The Securities and Exchange Commission today announced charges against Broward County, Florida resident Sanjay Singh and his trucking and logistics company, Royal Bengal Logistics Inc., with fraudulently raising approximately $112 million from as many as 1,500 investors through an unregistered securities offering that primarily targeted Haitian-Americans.
The SEC’s complaint alleges that, from at least 2019 through 2023, Singh, through Royal Bengal Logistics Inc., offered and sold investors high-yield investment programs that purportedly generated 12.5 to 325 percent in guaranteed returns. As alleged, Singh and Royal Bengal promised investors the company would use their money to expand operations and increase its fleet of semi-trucks and trailers. According to the SEC’s complaint, defendants assured investors that these investment programs were safe, and that Royal Bengal generated up to $1 million in revenue per month. In reality, the SEC alleges, Royal Bengal has operated at a loss and used approximately $70 million of new investor funds to make Ponzi-like payments to other investors.
As alleged in the complaint, Singh misappropriated at least $14 million of investor funds for himself and others, who did not provide any legitimate services in exchange for those investor funds. Singh also allegedly diverted more than $19 million of investor funds to two brokerage accounts he controlled, engaged in highly speculative equities trading on margin in those accounts, and, as a result, lost more than $1 million of investor money.

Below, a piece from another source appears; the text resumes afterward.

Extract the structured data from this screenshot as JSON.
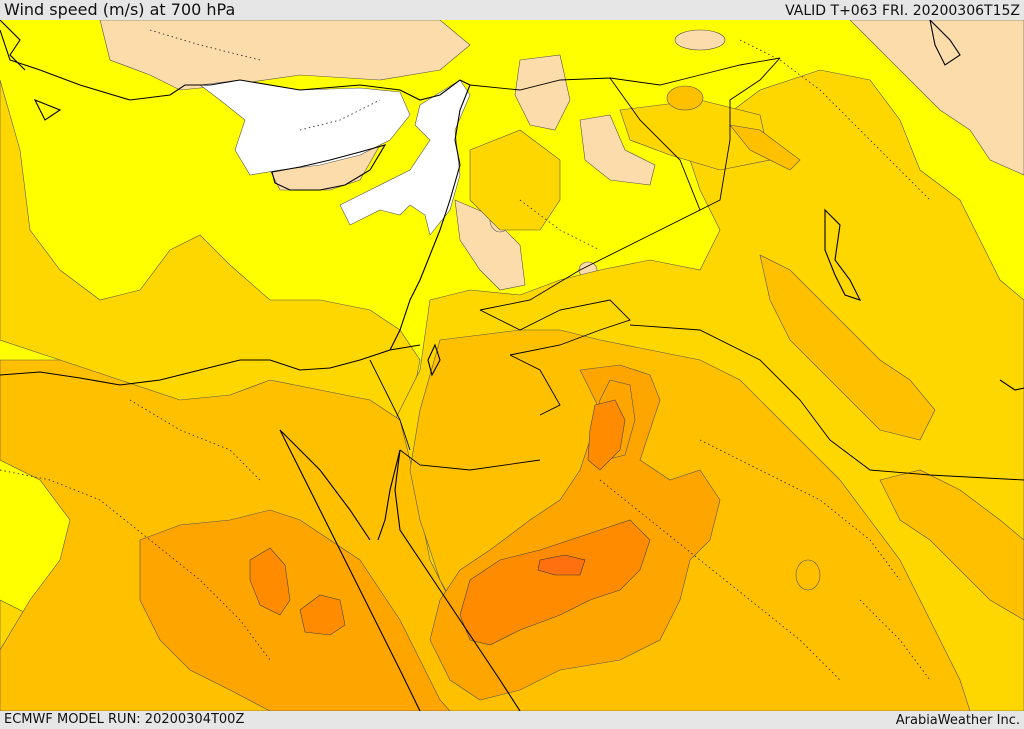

“As alleged in our complaint, Singh targeted many members of the Haitian-American community to raise money in a Ponzi-like scheme to enrich himself,” said Eric I. Bustillo, Director of the SEC’s Miami Regional Office. “We are committed to holding accountable individuals like Singh who prey on investors through lies and deceit.”
The SEC’s complaint, filed in U.S. District Court for the Southern District of Florida, charges Singh and Royal Bengal with violating the registration and anti-fraud provisions of the federal securities laws. The complaint also names Sheetal Singh, the spouse of Sanjay Singh, and Constantina Celicourt, the spouse of Royal Bengal Logistics’s Vice President of Business Development, as relief defendants. The District Court granted the SEC’s request for emergency relief, including preliminary injunctive relief, asset freezes, the appointment of a Receiver, and an order prohibiting the destruction of documents. The SEC is also seeking an officer and director bar against Singh and permanent injunctions, civil money penalties, and disgorgement of ill-gotten gains with prejudgment interest against both of the defendants and the relief defendants.
The SEC’s Office of Investor Education and Advocacy and the Division of Enforcement’s Retail Strategy Task Force have issued an Investor Alert with tips on how investors should avoid investment decisions based solely on common ties with someone recommending or selling the investment.
The SEC appreciates the assistance of Florida’s Office of Financial Regulation, the U.S. Attorney’s Office for the Southern District of Florida, the FBI’s Miami Field Office, and the U.S. Department of Transportation, Office of Inspector General, Southern Region.
The SEC’s investigation was part of the Miami Regional Office’s Fraud Against Minority Groups Initiative and was conducted by Linda S. Schmidt and supervised by Sean M. O’Neill and Glenn Gordon, with the assistance of Mark Dee, Fernando Torres, and Ivette Goizueta-Mendes. The SEC’s litigation will be led by Russell O’Brien, and supervised by Teresa J. Verges.